On Friday, the IOM published a number of recommendations for the FDA when planning a postmarketing, randomized safety trial, including that the agency only order such trials when the a responsible policy decision cannot be made without the new evidence, and that the informed consent process continues throughout the trial to include relevant findings that might influence a "participant's willingness to accept the risks associated with the trial."

Panelists at next week's meeting likely will heavily weigh an analysis based on data from the Centers for Medicare and Medicaid Services that was published online two weeks ago.

That observational retrospective cohort study of 227,571 Medicare patients age 65 and older from July 2006 to June 2009 found rosiglitazone was associated with a significantly elevated risk of all other endpoints including stroke, heart failure, death and a composite of all four endpoints.

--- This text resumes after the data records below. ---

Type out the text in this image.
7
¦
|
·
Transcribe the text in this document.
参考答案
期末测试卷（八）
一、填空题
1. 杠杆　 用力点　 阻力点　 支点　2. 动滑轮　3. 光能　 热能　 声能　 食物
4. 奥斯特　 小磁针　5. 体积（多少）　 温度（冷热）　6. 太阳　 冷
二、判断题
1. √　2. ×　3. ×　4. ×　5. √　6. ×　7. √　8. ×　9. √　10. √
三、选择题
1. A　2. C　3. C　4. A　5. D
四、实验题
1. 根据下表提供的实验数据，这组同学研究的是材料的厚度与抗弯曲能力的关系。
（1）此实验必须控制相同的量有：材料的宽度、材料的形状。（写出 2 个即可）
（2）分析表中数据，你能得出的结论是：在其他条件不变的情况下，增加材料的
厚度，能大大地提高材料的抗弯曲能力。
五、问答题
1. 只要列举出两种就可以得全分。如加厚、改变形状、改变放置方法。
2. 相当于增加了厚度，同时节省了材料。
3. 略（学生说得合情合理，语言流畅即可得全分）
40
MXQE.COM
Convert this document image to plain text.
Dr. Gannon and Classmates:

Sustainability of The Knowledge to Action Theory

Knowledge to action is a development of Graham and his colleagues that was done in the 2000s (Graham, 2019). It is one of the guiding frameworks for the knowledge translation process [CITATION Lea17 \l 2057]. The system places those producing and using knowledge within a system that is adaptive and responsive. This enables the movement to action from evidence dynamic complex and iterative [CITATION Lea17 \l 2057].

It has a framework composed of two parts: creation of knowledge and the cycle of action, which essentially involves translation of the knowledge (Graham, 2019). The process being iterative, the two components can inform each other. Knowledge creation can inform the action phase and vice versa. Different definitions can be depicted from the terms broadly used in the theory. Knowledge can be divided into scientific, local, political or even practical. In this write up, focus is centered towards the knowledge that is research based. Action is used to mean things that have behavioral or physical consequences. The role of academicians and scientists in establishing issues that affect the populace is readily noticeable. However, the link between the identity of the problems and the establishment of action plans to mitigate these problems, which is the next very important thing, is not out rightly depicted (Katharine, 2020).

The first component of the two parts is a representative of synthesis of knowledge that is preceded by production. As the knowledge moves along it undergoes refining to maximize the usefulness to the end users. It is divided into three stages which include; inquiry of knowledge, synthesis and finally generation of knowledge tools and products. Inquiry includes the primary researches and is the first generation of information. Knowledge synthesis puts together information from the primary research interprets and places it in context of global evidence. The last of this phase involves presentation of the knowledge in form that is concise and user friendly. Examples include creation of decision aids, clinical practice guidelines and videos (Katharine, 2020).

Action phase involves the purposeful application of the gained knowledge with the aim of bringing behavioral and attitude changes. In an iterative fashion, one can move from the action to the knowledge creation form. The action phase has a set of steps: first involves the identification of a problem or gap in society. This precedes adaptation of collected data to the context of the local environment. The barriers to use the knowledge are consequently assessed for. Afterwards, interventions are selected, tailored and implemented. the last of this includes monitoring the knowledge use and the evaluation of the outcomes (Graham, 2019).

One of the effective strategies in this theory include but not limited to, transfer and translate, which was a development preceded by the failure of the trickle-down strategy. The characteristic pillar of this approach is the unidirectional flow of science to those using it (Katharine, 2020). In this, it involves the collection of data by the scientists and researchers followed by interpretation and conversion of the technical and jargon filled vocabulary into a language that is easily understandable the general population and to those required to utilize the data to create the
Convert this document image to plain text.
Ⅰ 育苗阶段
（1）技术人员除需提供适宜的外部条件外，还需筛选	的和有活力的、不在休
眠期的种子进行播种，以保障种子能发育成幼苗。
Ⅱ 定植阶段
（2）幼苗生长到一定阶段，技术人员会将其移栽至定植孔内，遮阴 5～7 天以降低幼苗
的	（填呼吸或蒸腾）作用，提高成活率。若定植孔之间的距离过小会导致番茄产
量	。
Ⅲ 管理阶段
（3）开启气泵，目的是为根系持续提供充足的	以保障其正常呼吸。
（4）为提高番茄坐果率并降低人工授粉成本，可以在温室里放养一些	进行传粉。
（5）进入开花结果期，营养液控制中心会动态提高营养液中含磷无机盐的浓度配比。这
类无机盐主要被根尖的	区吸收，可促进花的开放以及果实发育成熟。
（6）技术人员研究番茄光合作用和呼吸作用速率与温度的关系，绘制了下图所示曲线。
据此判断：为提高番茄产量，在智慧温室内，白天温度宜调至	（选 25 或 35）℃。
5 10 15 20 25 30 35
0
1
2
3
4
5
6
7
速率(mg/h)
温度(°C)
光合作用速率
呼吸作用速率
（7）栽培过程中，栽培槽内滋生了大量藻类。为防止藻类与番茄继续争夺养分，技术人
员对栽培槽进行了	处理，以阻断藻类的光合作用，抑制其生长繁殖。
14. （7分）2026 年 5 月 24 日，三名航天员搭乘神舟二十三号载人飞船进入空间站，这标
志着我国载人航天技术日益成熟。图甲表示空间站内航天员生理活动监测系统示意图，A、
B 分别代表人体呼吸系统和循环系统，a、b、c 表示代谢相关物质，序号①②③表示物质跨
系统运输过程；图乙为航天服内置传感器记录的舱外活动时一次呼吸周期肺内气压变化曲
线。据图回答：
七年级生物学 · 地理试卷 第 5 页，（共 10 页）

A spokeswoman for GlaxoSmithKline said the company stands behind the safety and efficacy of rosiglitazone.

"Avandia has a positive benefit-risk profile. When you look at the science and the totality of the data -- especially the most rigorous scientific studies -- Avandia has been shown to be a safe and effective diabetes medicine when used appropriately according to its labeling," said Mary Anne Rhyne, director of U.S. media relations for GlaxoSmithKline. "Avandia is an important medicine for the treatment of type 2 diabetes [patients], who often need two or three medicines to hep maintain their blood sugar levels."

Following the United State's lead, Europe's version of the FDA also will launch a review into rosiglitazone. The European Medicines Agency announced Friday its Committee for Medicinal Products for Human will review the safety of rosiglitazone when it meets July 19 to July 22. The committee may decide to suspend marketing for rosiglitazone or remove it from the market.